12 thoughts on “My Hair Smells Like Brisket

  1. You are friggin’ inspirational, you know that. If we could get girls to think this way why they are going through the insecurities of life and puberty and such, women could possibly take over the world.I heart beer as well, cute and delightful, Aunt B.

  2. I’m flattered, but I think I’m merely well-read passing for smart. My mom’s the native genius. However, to repay this compliment (or to prove it utterly false!), I promise to explain the legal history of rape when we meet-up. There’s a long backstory about why victims are held culpable having to do with changing scientific notions of conception(can women conceive without orgasm?), property (whose has been taken?), proof (what kind of evidence will do and how is it to be obtained?), who has been outraged (the state? the father? the woman herself?) and type of procedure/who conducts (criminal or civil). The upshot is that while the formal laws and procedures have changed relatively recently, the informal legal economy isn’t changing as fast. Just as well you didn’t order me to do something. My father always said that I "didn’t boss worth a damn."

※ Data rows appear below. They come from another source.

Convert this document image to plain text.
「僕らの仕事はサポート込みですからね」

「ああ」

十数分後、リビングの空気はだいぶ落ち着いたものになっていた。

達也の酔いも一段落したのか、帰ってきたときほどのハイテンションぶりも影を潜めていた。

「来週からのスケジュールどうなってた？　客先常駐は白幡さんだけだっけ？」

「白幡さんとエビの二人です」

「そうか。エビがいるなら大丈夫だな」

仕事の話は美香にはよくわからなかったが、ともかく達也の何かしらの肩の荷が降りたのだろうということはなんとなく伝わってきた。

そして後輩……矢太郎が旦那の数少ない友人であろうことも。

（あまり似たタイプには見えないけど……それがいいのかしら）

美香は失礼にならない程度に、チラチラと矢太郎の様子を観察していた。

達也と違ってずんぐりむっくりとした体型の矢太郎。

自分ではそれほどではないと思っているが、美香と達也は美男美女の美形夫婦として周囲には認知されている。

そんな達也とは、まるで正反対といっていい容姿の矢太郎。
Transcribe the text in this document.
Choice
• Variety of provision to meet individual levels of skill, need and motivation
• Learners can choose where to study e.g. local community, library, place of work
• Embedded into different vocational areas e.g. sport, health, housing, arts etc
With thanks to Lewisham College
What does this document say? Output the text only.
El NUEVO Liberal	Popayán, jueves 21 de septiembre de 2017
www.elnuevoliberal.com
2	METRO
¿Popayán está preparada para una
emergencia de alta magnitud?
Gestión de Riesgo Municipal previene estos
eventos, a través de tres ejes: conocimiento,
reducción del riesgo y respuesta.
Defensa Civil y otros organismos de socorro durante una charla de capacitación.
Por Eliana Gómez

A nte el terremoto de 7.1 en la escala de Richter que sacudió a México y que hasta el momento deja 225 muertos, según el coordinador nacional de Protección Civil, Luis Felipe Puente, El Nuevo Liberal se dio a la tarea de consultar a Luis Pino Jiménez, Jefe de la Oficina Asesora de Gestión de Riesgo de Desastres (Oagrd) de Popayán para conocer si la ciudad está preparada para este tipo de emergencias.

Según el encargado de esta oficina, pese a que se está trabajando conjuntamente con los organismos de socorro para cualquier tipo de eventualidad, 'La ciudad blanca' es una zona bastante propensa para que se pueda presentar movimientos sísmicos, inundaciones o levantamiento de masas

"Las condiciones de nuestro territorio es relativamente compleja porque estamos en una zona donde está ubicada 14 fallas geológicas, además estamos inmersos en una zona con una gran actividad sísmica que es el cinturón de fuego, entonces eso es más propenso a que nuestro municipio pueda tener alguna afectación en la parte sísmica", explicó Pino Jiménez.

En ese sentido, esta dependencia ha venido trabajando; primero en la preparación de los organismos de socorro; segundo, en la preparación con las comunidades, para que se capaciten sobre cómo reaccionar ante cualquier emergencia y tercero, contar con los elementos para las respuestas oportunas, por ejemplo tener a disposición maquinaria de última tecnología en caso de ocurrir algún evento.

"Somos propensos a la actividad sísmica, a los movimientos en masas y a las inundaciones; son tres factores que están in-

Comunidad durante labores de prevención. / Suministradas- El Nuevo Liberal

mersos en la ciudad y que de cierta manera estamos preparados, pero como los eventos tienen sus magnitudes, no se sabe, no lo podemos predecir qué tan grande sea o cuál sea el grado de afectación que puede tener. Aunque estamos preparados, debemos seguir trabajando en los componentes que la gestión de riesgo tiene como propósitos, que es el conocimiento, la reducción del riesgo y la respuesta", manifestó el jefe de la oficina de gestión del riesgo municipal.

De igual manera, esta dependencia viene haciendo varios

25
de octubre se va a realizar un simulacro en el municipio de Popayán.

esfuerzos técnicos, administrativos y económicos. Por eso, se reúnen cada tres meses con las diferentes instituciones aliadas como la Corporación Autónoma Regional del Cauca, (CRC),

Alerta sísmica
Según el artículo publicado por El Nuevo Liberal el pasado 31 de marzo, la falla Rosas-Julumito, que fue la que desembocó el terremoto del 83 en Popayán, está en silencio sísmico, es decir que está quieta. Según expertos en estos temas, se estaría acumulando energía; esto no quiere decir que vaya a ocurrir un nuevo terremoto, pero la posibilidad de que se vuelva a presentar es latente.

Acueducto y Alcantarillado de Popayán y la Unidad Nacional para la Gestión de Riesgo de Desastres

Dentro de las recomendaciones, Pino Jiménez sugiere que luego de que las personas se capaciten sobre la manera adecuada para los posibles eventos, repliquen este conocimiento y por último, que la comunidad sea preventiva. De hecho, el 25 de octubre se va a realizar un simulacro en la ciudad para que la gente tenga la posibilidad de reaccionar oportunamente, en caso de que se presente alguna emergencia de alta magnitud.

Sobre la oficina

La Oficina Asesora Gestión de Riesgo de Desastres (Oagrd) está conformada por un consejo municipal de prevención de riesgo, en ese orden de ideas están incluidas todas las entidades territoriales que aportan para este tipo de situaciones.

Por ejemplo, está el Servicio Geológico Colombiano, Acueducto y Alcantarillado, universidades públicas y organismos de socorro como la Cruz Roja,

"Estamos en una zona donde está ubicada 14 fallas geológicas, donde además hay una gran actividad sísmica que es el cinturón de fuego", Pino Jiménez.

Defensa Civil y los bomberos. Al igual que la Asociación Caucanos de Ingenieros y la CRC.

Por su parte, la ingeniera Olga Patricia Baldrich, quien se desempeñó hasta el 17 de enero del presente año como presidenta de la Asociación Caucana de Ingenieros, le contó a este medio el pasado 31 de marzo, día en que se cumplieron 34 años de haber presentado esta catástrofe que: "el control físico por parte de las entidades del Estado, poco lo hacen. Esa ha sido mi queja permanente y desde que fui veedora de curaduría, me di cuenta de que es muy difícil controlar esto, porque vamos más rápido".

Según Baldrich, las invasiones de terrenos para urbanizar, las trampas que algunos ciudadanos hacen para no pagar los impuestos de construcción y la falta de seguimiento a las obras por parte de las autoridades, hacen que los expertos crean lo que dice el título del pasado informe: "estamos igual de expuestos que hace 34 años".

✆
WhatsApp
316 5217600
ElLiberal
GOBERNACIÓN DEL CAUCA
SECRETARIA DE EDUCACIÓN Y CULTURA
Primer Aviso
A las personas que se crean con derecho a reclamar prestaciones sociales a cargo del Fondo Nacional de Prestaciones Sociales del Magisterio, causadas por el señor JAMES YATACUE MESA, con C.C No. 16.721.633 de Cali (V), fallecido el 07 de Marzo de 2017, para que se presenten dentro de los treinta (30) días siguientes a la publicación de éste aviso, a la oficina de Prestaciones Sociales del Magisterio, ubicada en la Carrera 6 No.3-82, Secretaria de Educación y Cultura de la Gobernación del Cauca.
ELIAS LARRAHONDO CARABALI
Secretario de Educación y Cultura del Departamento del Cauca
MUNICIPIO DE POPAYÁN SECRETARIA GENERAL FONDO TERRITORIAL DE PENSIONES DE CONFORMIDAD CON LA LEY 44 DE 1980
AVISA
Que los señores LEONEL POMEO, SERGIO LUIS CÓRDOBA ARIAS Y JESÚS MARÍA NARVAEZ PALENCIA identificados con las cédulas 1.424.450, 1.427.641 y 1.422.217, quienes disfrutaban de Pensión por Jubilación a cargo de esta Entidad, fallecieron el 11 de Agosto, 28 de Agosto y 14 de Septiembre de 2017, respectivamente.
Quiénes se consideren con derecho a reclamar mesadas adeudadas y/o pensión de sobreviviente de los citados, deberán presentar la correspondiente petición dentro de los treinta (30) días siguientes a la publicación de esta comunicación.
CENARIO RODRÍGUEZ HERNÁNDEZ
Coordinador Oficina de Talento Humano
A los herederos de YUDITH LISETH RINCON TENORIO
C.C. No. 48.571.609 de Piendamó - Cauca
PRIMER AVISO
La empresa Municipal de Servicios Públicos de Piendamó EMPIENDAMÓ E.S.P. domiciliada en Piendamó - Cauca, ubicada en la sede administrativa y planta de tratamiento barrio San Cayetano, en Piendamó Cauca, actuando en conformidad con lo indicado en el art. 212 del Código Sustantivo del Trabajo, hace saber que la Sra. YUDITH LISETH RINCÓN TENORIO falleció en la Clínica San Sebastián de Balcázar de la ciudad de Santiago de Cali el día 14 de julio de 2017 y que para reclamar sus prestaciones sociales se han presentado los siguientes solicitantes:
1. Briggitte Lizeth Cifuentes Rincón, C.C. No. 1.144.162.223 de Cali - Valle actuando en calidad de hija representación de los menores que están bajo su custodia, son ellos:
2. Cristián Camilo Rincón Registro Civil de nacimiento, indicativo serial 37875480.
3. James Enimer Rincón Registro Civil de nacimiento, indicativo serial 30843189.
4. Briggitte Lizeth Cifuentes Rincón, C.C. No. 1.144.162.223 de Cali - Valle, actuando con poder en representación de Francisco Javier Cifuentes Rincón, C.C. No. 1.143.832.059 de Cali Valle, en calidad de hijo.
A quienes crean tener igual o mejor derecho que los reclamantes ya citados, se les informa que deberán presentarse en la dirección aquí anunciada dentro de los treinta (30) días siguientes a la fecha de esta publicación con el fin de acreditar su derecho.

  3. I’ve got Blue Moon in the fridge and will make you deep dish pizza, and we will eat it outside while we look at cows roam by. (How are you feeling this morning?)

  4. Ha, look at that! When I get drunk, I start spelling things like Coble!I’m feeling pretty okay, happily.I am looking for an excuse to use the phrase "you don’t boss worth a damn." Maybe on the Butcher.

  5. Awww, I wish I could have drank with you. Or at least in honor of. Working on Sundays suck. And let’s keep that whole mascara thing on the DL… don’t want no rumors to get started.

  6. Oh Aunt B! What a freaking awesome weekend! We ate crappy "Italian" food, shopped at the Super Wal-Fart (hee…hee..), shopped again at Ernest Tubbs & chatted w/ Gary (bless his heart), ate fucking awesome food and drank beer at Judge Bean’s, and shared yet another awesome meal at the Hermitage. You just can’t beat pecan pie for breakfast, man! All the while your support as the Shill & Tiny & I ran our hot pants off was never ending! I cannot thank you enough for your hospitality.More importantly though we talked about our lives, our orgasms, relationships, careers, why one should make it a priority to void their bowels before running 13.1 miles, the absolute ridiculous-ness of the human body, fucked up "doctors", why we need to start a revolution against blatantly ignorant & mistakenly entitled people (namely those who think their do-gooders at the expense of others), life lessons learned from farting contests with four year olds, why we’re all so fucked up, and why that makes us awesome. It was such a nurturing weekend! Thanks again! Send my greetings and best wishes to those in your life I met this weekend who were awesome, especially Ms. Wigglebottoms.

  7. I saw you were posting again, but I didn’t know if you were back. But I’m glad to hear that you are.